Internal Master Node

This is the brain of our Kubernetes cluster and hosts the Kubernetes control plane as a K3s server. It generally does not run any pods directly (no scheduling), but instead forwards requests to the appropriate pod in the Worker nodes. Key responsibilities:

• Running all Kubernetes commands and managing cluster state.

• Handling API requests and forwarding them to appropriate pods for processing.

• Acting as the internal load balancer to distribute traffic effectively.

• Maintaining cluster configuration and secrets.

Worker Node(s)

These are one or more servers which run pods and other Kubernetes resources in the data plane. They are connected to the Internal Master Node and controlled by it. Characteristics include:

• No direct Kubernetes commands are run here.

• Considered ephemeral - new nodes can be attached to the Internal Master node when more compute is required.

• The Internal Master node determines which Worker nodes to schedule pods onto.

• Horizontal scaling is primarily achieved by adding more Worker nodes (minimum of one required).

Monitoring Node

This hosts our observability and monitoring tools. In our case, we use a multi-node Elasticsearch cluster consisting of:

• Elasticsearch instances for log storage and searching.
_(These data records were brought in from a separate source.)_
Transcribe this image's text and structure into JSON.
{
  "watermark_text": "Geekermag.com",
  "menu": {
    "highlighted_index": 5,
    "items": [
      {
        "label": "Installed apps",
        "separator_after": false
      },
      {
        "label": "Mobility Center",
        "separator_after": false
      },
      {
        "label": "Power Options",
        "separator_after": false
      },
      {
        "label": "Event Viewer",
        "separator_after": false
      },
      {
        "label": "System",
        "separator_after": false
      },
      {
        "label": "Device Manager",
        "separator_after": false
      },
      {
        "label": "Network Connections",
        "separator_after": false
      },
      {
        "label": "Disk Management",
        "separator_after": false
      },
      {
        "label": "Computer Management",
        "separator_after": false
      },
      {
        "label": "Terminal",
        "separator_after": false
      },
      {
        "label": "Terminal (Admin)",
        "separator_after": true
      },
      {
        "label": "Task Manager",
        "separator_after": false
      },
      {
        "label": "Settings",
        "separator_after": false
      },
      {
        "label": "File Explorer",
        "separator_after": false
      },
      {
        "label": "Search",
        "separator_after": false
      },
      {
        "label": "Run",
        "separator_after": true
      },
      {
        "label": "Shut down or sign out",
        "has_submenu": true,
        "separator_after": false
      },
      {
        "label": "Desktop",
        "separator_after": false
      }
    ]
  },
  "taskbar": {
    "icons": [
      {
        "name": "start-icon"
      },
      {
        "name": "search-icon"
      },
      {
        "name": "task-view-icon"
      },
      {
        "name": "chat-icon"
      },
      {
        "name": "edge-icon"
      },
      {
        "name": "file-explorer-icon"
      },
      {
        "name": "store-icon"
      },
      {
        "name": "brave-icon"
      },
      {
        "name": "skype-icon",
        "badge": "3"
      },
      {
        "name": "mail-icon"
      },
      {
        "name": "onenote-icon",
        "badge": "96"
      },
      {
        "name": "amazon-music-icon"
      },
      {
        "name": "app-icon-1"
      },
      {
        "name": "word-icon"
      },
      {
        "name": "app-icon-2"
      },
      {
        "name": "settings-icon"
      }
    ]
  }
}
• Kibana dashboard for viewing logs and application metrics.

• FileBeat agents deployed on Worker nodes to push logs to this server.

This centralised approach ensures comprehensive visibility across the entire cluster. The actual Elastic stack can be swapped out for a Grafana-based stack or on-premise similar alternative.

Database Node

This is an optional server included in this architecture for completeness. It could run:

• Microsoft SQL Server on Windows.

• PostgreSQL on Linux.

• Other database systems as required.

The database is only accessible from Worker nodes, providing an additional security layer.

Conclusion

In this first part, we've discussed a possible architecture for deploying a Kubernetes-based system powered by K3s in an on-premise environment. This architecture balances security, scalability, and maintainability whilst adhering to some Secure By Design security principles.

In the next parts, we will delve into the details of setting up each component and enabling traffic to flow through the system, including configuration examples and deployment scripts.